New research shows that mixing low viscosity alginic acid with calcium phosphate cement (CPC), a material commonly used as a bone replacement, confers 3 functional improvements: shorter setting time, increased compressive strength, and acquisition of porosity.
One reason for the increased use of CPC in recent years is its self-setting nature, allowing it to be injected into a patient for a more non-invasive approach. However, CPCs have a dense microstructure that make it difficult for cells to enter. This lack of pores limits the potential for new bone growth. This study, published in the Journal of Materials Science: Materials in Medicine, explores the effect the naturally derived biopolymer alginic acid has on this issue.
Previous research has studied other biopolymers, including gelatin, collagen, and chitosan, but this joint study between the Osaka City University (OCU), Graduate School of Medicine and Graduate School of Engineering, has confirmed the positive effects of mixing alginic acid with CPC.
In vitro studies showed alginic acid shorten setting time and increase compressive strength of CPC. In addition, in vivo studies showed the biopolymer increase porosity of CPC, allowing cells to enter and new bone to grow.
Alginic acid has been widely used in the medical field for procedures such as, cell immobilization, drug delivery, and wound dressing. However, there have been limited studies in conjunction with CPC. The degradability and cross-linking characteristics of alginic acid make it a promising additive to improve on the dense and generally poor mechanical properties of CPC.
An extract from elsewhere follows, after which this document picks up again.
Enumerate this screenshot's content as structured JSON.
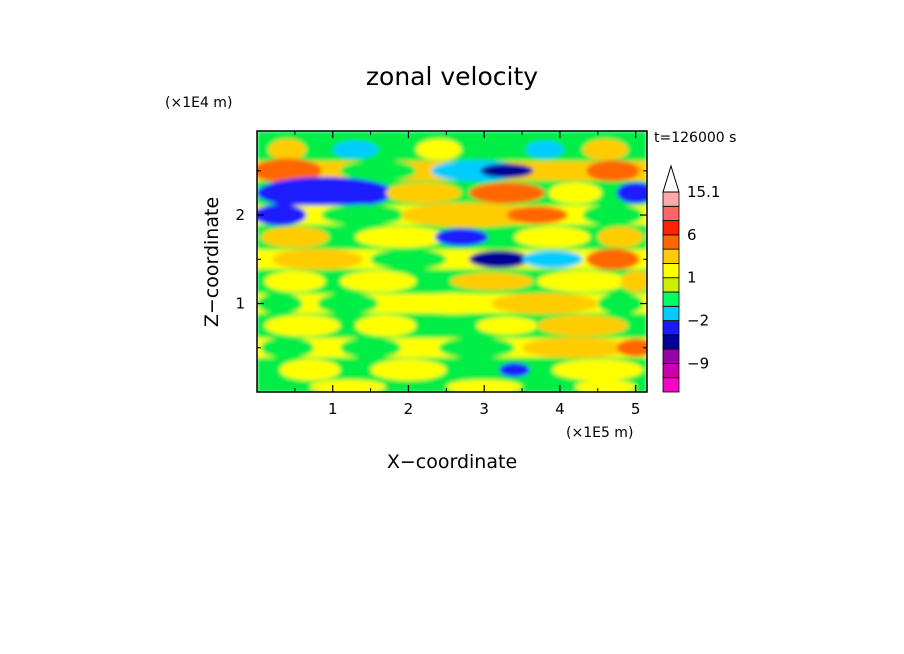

This new study evaluated a series of CPC-alginate (the salt form of alginic acid) compounds with increasing amounts of alginic acid. In vitro, a pH meter showed a decrease in pH levels as alginic acid amounts increased, speeding up setting time. Scanning electron microscopy revealedthat compounds with increased alginic acid had more pores and less density. In vivo, X-ray and micro-CT analysis showed that femurs injected with CPC compounds of increased amounts of alginic acid had, after 6 weeks, more degradation and bone formation than the control group.
“Artificial bones can support broken bones, but they do not replace our own bones and remain in the body as a foreign object” said Graduate Student Akiyoshi Shimatani, and first author of the study. Associate Professor Hiromitsu Toyoda of the OCU Dept. of Orthopedic Surgery continued: “To solve this problem, we have developed an artificial bone in collaboration Professor Yoshiyuki Yokogawa and his team from the OCU Faculty of Engineering, which is sticky, hard to break, and replaces the body’s own bone. We hope this becomes a new option for artificial bones.”